One of our main goals has always been to offer the lowest latency possible to our users. The only option is to distribute the service across multiple machines in multiple regions.

To make this easier, we are building the agent in a way that’s infinitely horizontally scalable and deploy it behind a global load balancer. Each machine is identical and capable of serving any incoming request. It has access to the databases and will cache the data locally in memory or on disk.

Why clustering?

If every machine can do everything, why do they need to communicate with each other?

For some operations, such as ratelimiting, we require eventual consistency across the entire fleet.

Machine A and machine B might receive ratelimit requests for the same identifier and if we do not coordinate the ratelimiting between them, we might end up exceeding the set limits by an unacceptable amount.

Starting a cluster

To start a cluster, you need to run the agent with a cluster configuration.

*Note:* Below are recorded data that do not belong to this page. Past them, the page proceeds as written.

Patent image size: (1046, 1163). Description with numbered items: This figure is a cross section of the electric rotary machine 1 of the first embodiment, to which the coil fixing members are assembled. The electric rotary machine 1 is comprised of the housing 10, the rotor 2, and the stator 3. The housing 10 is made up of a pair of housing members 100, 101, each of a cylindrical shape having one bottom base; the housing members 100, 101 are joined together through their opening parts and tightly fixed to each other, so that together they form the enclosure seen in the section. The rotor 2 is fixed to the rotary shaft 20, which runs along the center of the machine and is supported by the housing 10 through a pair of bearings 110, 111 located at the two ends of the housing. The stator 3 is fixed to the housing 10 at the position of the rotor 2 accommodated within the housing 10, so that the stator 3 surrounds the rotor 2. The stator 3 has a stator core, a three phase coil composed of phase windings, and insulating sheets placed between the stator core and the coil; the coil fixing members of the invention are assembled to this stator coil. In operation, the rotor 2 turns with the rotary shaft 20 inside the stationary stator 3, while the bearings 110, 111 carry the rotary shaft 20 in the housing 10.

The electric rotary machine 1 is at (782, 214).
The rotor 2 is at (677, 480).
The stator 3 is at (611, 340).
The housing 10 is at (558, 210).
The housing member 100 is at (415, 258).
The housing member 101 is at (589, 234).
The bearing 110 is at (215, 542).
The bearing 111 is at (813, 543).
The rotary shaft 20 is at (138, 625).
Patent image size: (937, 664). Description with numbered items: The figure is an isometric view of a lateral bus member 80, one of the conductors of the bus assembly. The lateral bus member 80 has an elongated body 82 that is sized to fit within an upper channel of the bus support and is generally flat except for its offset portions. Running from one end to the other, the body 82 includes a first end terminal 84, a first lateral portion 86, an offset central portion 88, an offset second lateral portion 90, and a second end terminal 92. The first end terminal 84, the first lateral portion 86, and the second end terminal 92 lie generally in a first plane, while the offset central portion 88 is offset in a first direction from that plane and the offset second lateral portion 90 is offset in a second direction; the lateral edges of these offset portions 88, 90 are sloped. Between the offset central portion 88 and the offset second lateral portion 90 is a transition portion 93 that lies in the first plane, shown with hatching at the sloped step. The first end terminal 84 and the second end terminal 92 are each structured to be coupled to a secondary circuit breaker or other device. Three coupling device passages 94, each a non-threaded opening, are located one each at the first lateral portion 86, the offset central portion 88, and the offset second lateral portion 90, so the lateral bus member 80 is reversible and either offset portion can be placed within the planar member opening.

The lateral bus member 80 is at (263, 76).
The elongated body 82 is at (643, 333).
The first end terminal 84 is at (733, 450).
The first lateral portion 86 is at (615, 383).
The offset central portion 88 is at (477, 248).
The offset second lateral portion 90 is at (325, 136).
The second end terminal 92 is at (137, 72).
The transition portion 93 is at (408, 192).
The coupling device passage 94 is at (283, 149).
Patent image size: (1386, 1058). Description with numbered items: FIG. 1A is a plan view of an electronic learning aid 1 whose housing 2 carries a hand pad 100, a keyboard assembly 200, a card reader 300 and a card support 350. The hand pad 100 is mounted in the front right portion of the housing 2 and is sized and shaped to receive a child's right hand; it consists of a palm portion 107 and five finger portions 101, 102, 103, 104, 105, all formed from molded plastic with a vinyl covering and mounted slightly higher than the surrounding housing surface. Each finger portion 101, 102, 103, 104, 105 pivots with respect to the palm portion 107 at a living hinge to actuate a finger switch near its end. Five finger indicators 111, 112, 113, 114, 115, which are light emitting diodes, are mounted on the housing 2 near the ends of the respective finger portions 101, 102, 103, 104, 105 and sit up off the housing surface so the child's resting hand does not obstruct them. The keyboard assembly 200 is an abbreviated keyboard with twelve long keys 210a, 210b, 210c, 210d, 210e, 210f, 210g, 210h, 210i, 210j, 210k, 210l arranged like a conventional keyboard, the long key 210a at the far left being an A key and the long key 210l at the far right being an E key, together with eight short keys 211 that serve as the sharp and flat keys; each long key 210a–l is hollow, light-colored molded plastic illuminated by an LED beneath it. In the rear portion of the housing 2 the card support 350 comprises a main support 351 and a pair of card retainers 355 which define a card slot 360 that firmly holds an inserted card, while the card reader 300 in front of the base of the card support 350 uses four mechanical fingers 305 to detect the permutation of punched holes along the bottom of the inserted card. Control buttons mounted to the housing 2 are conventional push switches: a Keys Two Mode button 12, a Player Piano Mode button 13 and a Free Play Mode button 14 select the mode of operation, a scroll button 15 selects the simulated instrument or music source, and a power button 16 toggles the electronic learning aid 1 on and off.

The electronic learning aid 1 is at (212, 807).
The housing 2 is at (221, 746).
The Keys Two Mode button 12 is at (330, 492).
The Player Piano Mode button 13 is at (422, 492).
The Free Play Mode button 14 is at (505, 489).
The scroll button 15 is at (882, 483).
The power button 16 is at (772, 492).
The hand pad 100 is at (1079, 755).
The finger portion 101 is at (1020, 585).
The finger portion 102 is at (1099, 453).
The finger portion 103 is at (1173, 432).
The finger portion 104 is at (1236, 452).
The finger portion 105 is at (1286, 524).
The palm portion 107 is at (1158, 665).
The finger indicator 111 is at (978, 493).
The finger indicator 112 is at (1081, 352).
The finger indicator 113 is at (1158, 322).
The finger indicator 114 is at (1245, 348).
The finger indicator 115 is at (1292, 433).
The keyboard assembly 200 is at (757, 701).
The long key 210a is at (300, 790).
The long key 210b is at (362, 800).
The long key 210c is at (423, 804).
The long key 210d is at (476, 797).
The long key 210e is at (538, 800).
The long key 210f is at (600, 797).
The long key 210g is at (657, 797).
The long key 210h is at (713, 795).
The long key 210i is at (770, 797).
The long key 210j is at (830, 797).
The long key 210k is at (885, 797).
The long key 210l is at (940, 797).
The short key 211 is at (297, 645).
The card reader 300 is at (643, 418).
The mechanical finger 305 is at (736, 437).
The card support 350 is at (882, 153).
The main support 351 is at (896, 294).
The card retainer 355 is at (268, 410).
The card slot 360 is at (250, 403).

When starting, each node will try to join the cluster by contacting all of the other nodes.

Membership

We use serf for membership, failure detection and gossip communication.

When a node joins the cluster, it will broadcast its presence to all other nodes and serf takes care of the rest.

Consistent Hashing

After membership has been established and each node in the cluster always knows about all other nodes, we can start sharding data across the cluster.

We use consistent hashing to shard data deterministically across all nodes in the cluster.